What men think of Nigerian women!

I logged on to my Facebook page the other day and strolled through my timeline to see what was new. I came across this Dude's post and I paused to read his comments (I always stop to read the comments under his posts). The post was ''Nigeria women are...''

I laughed so hard it was impossible to breathe. How did we get such a reputation? In between my fits of laughter, I saw myself reflected in some of the comments.

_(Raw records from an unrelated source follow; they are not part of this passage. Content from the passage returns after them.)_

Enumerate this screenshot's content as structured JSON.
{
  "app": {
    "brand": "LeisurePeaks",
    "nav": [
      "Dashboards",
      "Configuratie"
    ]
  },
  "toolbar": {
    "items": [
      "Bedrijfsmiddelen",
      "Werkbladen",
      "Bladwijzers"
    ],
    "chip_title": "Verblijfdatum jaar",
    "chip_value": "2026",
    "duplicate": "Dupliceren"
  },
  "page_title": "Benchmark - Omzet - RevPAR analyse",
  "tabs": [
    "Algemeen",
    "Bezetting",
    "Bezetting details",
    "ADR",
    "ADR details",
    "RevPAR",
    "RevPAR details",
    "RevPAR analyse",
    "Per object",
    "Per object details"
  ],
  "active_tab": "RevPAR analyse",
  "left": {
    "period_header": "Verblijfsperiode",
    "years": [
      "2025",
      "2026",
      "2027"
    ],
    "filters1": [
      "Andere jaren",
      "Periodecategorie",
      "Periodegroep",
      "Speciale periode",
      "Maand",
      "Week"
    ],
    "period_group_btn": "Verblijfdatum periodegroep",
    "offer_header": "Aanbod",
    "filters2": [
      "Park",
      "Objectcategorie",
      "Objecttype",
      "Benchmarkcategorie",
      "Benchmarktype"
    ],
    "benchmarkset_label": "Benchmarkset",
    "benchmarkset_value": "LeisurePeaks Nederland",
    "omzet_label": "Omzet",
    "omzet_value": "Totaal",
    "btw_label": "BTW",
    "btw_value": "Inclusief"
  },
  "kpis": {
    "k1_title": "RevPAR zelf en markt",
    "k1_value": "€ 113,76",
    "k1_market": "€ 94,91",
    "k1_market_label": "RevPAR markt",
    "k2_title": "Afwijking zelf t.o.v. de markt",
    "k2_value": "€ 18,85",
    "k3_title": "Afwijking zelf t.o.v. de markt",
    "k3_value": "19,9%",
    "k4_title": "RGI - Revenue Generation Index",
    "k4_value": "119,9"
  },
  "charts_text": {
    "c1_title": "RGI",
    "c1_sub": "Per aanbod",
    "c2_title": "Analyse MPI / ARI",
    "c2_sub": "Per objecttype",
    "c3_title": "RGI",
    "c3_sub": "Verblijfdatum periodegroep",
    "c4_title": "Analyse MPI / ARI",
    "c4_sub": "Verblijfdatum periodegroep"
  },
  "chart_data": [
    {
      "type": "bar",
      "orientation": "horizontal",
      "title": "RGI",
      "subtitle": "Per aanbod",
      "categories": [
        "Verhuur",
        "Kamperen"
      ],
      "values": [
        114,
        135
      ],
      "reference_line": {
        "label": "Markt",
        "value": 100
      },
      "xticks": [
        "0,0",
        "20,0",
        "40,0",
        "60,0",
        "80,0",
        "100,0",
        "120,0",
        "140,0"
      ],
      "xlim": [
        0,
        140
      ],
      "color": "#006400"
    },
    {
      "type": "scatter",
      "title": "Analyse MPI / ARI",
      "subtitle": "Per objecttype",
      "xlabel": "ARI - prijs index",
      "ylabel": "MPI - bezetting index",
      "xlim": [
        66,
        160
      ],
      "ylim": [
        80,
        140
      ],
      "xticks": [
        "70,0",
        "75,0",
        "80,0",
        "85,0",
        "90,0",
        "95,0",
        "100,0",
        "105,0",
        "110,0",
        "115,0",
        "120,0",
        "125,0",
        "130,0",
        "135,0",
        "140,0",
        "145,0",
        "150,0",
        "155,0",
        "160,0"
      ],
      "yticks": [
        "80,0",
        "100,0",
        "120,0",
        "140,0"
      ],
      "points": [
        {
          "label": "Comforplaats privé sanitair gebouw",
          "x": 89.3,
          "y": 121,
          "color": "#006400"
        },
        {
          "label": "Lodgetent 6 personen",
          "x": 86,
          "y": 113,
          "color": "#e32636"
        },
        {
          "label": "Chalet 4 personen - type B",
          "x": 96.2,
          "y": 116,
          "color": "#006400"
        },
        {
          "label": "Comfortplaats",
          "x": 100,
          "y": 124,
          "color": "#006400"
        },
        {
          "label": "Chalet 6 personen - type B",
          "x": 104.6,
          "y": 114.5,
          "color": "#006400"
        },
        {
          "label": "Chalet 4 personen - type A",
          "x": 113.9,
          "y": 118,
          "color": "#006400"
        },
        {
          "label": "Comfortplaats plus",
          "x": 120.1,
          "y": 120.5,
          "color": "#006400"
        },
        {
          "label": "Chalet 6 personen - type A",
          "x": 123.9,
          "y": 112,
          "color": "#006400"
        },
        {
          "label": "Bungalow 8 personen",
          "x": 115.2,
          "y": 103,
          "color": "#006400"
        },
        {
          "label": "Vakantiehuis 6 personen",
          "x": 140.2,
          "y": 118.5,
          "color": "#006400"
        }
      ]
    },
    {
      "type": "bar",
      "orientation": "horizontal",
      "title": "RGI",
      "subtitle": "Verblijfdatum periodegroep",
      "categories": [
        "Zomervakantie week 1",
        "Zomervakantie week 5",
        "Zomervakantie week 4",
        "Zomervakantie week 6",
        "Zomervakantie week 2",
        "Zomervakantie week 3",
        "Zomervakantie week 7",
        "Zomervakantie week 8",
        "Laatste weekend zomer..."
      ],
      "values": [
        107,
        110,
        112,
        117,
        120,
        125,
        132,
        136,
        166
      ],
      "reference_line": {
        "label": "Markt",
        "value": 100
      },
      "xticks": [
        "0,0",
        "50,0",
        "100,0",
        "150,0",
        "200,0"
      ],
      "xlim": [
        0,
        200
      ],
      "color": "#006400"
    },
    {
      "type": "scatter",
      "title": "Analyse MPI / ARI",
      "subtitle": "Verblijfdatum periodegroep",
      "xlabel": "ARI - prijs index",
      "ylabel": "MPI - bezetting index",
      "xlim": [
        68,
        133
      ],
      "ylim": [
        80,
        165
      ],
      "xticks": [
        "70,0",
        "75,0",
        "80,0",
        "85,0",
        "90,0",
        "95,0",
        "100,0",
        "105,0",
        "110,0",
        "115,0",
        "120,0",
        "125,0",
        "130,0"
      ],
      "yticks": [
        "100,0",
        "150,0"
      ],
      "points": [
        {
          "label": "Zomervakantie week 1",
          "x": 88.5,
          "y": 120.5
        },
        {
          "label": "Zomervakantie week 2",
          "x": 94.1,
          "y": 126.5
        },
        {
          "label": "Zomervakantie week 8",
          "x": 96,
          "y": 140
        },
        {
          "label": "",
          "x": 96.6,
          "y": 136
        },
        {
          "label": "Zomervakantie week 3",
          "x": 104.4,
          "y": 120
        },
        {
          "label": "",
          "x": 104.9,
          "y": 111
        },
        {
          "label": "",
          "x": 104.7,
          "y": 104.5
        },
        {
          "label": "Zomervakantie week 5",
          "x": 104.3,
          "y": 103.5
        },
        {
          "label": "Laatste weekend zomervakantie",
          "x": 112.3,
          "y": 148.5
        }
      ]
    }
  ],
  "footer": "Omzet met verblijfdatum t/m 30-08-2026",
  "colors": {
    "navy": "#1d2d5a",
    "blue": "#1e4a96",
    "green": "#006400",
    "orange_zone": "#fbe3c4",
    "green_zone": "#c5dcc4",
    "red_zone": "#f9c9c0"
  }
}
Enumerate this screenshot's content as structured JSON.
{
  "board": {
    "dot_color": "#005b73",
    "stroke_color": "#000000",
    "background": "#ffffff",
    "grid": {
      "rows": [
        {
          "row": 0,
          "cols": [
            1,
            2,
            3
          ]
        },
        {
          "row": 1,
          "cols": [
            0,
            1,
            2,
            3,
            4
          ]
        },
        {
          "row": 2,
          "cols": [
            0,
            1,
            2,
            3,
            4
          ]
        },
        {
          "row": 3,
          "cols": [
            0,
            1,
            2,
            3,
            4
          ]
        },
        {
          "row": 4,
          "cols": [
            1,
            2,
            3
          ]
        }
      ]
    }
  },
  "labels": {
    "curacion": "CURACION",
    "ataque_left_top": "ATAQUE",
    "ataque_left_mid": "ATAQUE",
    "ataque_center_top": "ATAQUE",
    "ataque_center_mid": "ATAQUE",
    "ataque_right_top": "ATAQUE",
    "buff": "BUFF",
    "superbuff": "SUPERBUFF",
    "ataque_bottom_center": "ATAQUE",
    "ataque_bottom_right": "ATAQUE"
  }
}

I obtained the permission of the Dude that put up the post and I have removed the names of those who made the comments.
Read. Laugh. Self-reflect. We are definitely a group of amazing women.


Nigerian Women Are...
''Capable of making a hiss last for an hour''

''Some of them are impeccable crocodile tears manufacturing units''
''Love that Church life''
''Only vacation, where they can shop''

''Can speak 10 universal languages with their eyes''
''Always have their man's back''
''''They pack more heat and laser power in their eyes than superman! You berra come correct at a parry or they can look you up and down and erase you..
''Will force a man to watch NollyWood movies''
'' Only humans, I would rather have physically assault me than the abuse that comes from their mouth''

'' Are the reason why the airlines have STRICT limits on luggage weights and hand luggages!''

'' Are saving and planning for life after their husband's death''

'' Naija women are the only women in the world that will jump out of a car to beat Mopol that is disrespecting you''

''Could be the best thing God created and also be your worst nightmare''
''Will out eat their man''

'' They will build a six flat building in Lekki while the hubby is still paying their nursing school student loan

''...are sarcasm machines''
''...are the reason Nigerian men scam people''
''Know how to use the same mouth they use to curse a man out to also sweet talk him when they want to ask for something
'' Got their own version of ''sidechicks'' but they call them toasters''
''Queens of Awoof''
''Notorious for reminding you how successful your mates are''
''Cheap Dates''
'' Love 18 or 22 Carat Italian Gold''
''Can cause World War 3 with her mouth''

''Naija women will borrow money from their daddy to help you pay your rent.... Loyalty

''Can talk you to death and then back to life''
'' Can drive from New York to Florida by mouth''
'' Girdles Best friend''
''Don't really care much for candy and chocolate but love fried meat''
''Are strong women. And many Nigerian men cannot handle them that is why they marry Non-Nigerian women''
'' Will never leave you as long as you pay the bills''
''So gangsta that they will hold out on sex with their husbands for 3 years and you will never know by the way she cooks for him everyday''
'' The best mothers on earth but they ask your friends too many questions''

In totality, I don't think the world would be interesting without the Nigerian woman. She is beautiful and talented, even with her eyes.

Gros Bisous.

1 comment:

  1. Nice! Had a good laugh. With somethings i can relate. Loool!!!